# external frame or internal?



## rooster (Jul 12, 2008)

I have a lot of hunting ahaead of me this year and I have the opportunity to do alot of it out of my pack, I have a ton of experience with military external frame packs ( 1/506th inf scout sniper/team RTO) but absolutly no experience with internal frame packs. am I missing out on anything? I know I can carry 100lbs + with a good external frame but would a good internal frame be just as capable with more comfort? any seggestions on brands? The only thing I know for sure is that I can go to smith and edwards and get a surplus pack and frame for under 100 bucks or less, but my shoulders would hurt after the first 10 miles or so but I can drive on and suck it up, however I wonder if the civilian market has something better.. more comfortable??


----------



## Gumbo (Sep 22, 2007)

After reading the first half of your post I thought, 'No brainer. You're accustomed to an external frame, so stick with what you're comfortable with. I know Jansport still makes external-frame packs that some big-name climbers use.

Then I read the last part where it doesn't sound like you're happy with the external frame pack. My experience is with an internal-frame pack. I've carried it all day for weeks at a time, and have carried 100+ pounds at up to about 20,000'. And despite it being knee-crunching heavy, it still carries comfortably.

My pack of choice is a mountaineering pack made by the same company that makes the Badlands packs. They used to have an outlet at their office in SLC where you could try them on and load them up with weight to see how they feel loaded. Maybe they still do. I'd search their office and give them a call.

Good luck.


----------



## Dekashika (Oct 23, 2007)

Hi Rooster,

If you are looking for a comfortable internal frame pack, that can carry a big load, I would consider a Kifaru pack. You will be amazed at the difference in comfort in comparison to an external. They are a bit pricey however. 

If you are looking for something a bit more affordable then Eberlestock makes some very good comfortable internal packs, built for the hunter. 

You wont beat the price of a surplus frame at Smith and Edwards, but you will find a huge difference in comfort with either of these internal packs mentioned.

Good luck.


----------



## JERRY (Sep 30, 2007)

If you are going to be carrying 100 pounds there is no pack that is going to save your body. Some brands may be more comfortable than others.
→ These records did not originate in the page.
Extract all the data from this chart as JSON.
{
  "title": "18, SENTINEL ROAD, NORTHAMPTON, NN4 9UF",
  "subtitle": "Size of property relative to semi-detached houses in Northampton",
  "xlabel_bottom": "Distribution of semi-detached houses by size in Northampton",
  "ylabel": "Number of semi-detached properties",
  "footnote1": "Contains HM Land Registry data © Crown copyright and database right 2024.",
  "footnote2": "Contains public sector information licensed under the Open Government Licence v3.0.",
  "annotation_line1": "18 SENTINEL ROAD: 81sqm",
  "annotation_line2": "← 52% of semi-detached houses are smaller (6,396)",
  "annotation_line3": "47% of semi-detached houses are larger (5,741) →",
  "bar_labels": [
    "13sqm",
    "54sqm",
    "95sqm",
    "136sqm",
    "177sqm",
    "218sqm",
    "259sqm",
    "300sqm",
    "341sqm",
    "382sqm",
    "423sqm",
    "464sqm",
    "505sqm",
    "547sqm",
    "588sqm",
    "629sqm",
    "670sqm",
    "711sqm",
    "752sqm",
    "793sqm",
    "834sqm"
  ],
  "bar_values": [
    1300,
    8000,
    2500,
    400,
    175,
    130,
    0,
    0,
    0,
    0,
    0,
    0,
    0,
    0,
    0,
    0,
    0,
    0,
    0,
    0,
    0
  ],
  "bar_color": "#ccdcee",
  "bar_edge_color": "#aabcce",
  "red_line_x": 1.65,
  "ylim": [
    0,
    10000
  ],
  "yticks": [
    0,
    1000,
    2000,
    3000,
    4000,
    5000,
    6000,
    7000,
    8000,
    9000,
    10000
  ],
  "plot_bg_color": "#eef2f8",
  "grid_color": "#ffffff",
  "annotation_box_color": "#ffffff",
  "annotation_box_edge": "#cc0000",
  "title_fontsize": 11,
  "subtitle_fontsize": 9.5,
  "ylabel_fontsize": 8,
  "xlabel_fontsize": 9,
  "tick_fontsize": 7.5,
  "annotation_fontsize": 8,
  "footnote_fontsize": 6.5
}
Internal to external: I have experience with both, and it depends on what you are packing. If you are hauling out meat from an animal an external is great. 

My rule is light is right. The less you have to carry the more energy you have for hunting, and covering more terrain. A lot of your bigger internals can run 6 to 8 pounds with nothing in them.

If you are looking for a large capacity internal? I have a North Face I would sell you for $150.00. PM me if you would like details. Good luck and happy hunting.


----------



## stablebuck (Nov 22, 2007)

badlands 2200...order it thru basinarcheryshop.com...free hydration bladder included...free shipping...


----------